エアコンは何畳用を買えばいい?部屋の大きさと適切な能力の決め方を解説

エアコンは何畳用を買えばいいか悩みませんか?

カタログやネット販売を見ると、〇畳用と記載してありますが、本当にこの能力が適正なのか?

できれば能力が低い安いのを買いたいけど、部屋が冷えなかったり暖まらなかったらどうしよう。

そんな不安があると思います。

今回はそんな不安がある方に向けて記事を書いています。

この記事でわかること
  • 適正なエアコンの能力(畳数)
  • 適正サイズより能力up、downさせるメリット、デメリット
自己紹介

管理人:おすけぞー

  • 建築設備機器の専門商社勤務(2007年~)
  • 2級管工事施工管理技士
  • 専門分野
    空調機器:ダイキン工業

ダイキン製品の販売からサービス、技術的な問い合わせに対応。

家庭用エアコン・業務用エアコン・エコキュート・セントラル空調製品までダイキン製品を取扱しています。

目次

適正なエアコンの能力

先に結論です。

カタログ記載の畳数より1つ下の能力が適正です

カタログ記載の畳数・能力は下記の通りです。2.2kwは6畳用、2.5kwは8畳用になっています。

本来、適切なエアコンを選定するには熱負荷計算が必要不可欠です。

熱負荷には大きくわけて7つあります。

  • 通過熱負荷
  • 日射負荷
  • 外気負荷
  • 照明負荷
  • 機器負荷
  • 人体負荷
  • ※隙間風もあるが軽微のため除外

簡単に説明します。

通過熱負荷は建物の壁・屋根・窓ガラスからの熱伝達(温度差)によるもので、日射負荷は窓ガラスから入ってくる熱負荷(赤外線)です。
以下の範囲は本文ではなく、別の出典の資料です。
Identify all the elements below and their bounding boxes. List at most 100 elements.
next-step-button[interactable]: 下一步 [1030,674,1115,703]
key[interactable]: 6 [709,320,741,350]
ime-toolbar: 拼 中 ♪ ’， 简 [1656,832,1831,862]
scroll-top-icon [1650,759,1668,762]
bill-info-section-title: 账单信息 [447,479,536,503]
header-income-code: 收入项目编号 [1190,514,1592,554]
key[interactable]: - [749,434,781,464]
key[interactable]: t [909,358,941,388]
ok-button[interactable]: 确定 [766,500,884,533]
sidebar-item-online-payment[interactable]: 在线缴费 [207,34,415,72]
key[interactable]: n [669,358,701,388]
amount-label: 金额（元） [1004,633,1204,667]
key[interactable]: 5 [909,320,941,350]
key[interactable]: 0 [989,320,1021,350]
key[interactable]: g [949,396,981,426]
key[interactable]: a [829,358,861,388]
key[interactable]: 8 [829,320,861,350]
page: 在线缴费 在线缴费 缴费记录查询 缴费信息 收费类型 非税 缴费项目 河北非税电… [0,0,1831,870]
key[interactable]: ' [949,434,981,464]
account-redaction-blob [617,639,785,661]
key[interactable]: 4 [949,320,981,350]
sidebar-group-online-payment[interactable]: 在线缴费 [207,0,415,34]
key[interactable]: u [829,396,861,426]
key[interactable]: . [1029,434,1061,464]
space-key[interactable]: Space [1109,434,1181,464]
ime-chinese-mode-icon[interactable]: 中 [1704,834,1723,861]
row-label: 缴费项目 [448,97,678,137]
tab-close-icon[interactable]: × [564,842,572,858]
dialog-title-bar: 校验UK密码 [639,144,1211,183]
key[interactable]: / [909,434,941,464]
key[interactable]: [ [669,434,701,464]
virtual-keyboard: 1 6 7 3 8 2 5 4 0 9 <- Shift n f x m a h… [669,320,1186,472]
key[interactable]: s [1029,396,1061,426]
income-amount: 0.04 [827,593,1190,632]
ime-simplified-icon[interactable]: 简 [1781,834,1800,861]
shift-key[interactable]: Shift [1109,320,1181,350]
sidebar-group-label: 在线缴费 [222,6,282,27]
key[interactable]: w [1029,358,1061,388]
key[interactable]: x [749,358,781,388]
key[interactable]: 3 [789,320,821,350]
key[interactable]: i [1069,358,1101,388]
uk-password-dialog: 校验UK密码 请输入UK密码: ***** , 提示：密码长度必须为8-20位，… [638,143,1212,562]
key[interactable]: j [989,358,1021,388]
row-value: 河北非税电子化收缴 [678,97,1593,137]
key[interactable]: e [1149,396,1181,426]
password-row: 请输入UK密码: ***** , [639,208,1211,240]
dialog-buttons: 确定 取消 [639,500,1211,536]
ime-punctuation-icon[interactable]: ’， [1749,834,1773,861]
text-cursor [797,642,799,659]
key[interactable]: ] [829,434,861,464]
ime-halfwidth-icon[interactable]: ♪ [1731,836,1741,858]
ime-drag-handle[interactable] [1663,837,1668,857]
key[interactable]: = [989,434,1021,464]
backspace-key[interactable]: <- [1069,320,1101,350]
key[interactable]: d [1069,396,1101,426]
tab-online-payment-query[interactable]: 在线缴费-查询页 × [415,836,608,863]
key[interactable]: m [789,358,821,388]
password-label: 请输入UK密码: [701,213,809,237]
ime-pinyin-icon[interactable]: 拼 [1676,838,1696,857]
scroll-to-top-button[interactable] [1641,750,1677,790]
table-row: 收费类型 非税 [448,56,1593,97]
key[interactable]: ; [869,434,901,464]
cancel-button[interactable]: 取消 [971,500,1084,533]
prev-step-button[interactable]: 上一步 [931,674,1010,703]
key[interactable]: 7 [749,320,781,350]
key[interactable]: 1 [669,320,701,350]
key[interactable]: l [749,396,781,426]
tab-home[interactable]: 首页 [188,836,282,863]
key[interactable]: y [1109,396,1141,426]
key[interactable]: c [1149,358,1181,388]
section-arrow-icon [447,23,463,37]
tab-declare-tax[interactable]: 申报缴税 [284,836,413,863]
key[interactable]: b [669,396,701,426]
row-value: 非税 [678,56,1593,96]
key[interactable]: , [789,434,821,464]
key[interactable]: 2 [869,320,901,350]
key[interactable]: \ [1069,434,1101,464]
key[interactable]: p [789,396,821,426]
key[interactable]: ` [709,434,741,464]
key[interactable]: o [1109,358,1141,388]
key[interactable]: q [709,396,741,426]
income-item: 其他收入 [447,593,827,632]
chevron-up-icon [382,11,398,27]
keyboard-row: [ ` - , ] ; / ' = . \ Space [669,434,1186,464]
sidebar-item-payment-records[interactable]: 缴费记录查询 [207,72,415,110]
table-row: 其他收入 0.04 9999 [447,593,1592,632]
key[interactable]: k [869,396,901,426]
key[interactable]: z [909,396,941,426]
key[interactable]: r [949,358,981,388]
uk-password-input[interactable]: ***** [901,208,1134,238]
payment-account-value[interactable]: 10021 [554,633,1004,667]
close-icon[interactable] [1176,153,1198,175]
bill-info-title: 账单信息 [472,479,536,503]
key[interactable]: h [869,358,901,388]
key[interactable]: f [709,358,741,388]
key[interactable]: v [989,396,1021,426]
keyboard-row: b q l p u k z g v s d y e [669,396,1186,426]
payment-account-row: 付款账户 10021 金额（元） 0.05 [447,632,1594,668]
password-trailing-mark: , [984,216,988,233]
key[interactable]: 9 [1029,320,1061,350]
通過熱は壁の断熱仕様、面積、部屋の東西南北4面と接する面が外か部屋なのかで変わります。

日射負荷は窓ガラスの面積やガラスの仕様で変わってきます。

外気負荷は換気で外気を取り入れるため、その熱を処理するための負荷です。

照明負荷、機器負荷は部屋に置いてある電化製品から発する熱になります。

熱は機器からだけではなく、人体からも出ますので、何人が部屋にいるかも考慮します。

※暖房時は7つの内4つの日射・照明・機器・人体負荷はプラスに働きます。

夏であれば日中、冬であれば日の出前の朝方の1番負荷が大きい数値に安全率として、5%程度の余裕を見込んで機器を選定します。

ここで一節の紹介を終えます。